The goal of the proposal, which is open to public comment until January 31, is "to balance the privacy interests of consumers with innovation that relies on consumer information to develop beneficial new products and services." Facebook is one example of a company that has been innovating to channel the valuable data it has about its members into extended features but has also come under fire for crossing extremely fine lines when it comes to privacy.
And so, the commission is proposing some policies that would empower consumers to make educated decisions. Company privacy policies, for example, are "long, legalistic disclosures that consumers usually don’t read and don’t understand if they do." Consumers, the FTC argues, shouldn't have to bear so much of the burden to protect their own privacy.

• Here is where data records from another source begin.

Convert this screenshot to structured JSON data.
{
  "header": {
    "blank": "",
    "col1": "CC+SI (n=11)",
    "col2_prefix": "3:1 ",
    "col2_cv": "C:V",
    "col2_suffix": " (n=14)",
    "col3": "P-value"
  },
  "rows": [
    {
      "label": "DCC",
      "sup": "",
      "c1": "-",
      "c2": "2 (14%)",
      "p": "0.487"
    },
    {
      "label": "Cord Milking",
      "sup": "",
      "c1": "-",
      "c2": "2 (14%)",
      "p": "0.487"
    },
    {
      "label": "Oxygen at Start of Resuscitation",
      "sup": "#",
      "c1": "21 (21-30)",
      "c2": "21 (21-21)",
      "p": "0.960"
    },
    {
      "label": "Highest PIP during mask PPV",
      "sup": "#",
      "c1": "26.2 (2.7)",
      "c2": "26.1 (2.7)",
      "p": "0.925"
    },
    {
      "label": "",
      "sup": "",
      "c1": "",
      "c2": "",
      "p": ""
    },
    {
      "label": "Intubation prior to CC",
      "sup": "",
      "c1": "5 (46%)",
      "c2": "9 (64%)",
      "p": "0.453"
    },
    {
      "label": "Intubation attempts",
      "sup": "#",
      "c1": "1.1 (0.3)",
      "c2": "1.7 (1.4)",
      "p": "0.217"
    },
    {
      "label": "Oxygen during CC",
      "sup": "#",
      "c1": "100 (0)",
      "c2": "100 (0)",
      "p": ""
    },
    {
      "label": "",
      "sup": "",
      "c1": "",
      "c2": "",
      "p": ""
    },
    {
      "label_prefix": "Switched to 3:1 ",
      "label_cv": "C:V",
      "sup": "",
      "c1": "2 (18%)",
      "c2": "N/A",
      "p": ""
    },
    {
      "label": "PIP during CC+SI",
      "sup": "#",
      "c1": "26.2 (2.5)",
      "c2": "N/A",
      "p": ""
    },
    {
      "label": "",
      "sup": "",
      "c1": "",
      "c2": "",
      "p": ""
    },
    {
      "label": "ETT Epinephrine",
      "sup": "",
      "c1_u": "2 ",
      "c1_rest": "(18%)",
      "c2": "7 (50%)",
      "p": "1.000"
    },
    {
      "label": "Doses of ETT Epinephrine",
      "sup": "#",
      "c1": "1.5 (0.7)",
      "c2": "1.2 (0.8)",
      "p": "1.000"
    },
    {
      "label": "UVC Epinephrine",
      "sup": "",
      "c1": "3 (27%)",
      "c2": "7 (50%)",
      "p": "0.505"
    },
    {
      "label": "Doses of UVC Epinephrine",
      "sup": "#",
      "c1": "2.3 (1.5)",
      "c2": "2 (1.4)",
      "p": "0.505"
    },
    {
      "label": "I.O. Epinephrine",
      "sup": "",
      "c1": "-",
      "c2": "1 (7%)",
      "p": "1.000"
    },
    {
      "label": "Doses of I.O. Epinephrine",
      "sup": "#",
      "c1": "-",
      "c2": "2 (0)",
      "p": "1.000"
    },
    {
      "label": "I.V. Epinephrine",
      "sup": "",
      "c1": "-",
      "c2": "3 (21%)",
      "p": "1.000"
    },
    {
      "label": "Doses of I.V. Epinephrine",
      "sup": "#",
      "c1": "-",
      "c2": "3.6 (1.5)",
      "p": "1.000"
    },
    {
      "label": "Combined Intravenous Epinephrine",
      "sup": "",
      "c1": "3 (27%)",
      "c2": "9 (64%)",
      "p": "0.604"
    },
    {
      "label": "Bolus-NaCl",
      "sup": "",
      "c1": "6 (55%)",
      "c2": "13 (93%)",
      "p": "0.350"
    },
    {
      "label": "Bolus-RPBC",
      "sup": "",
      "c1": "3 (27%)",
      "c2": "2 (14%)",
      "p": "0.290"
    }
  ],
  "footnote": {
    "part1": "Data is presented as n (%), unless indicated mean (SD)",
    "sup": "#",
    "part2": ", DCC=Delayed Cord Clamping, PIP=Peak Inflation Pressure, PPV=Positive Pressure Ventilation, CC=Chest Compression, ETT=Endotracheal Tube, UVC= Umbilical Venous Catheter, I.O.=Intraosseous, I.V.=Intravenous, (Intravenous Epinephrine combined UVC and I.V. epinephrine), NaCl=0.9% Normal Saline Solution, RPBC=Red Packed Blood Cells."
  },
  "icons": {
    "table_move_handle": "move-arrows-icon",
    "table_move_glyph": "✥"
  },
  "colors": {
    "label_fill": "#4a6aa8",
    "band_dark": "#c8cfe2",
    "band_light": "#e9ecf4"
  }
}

The commissions recommends adoption of a "privacy by design" approach where protections are built into everyday business practices and suggested that companies step up their efforts to address privacy, such as implementing new policies, training employees and reviewing privacy implications of new products and services. It also suggested that, for the sake of reducing confusion, that companies be allowed to engage in "certain commonly accepted practices" without seeking consent. From the report:
It is reasonable for companies to engage in certain practices – namely, product and service fulfillment, internal operations such as improving services offered, fraud prevention, legal compliance, and first-party marketing. By clarifying those practices for which consumer consent is unnecessary, companies will be able to streamline their communications with consumers, reducing the burden and confusion on consumers and businesses alike.
Finally, the commission recommended a “Do Not Track” mechanism that would allow consumers to opt-out of any collection of their information about what they do on the Internet for the sake of serving ads. It said that the most practical method would involve a setting, such as a cookies, on a browser that dictates the user's choices as it pertains to tracking and receiving targeted ads.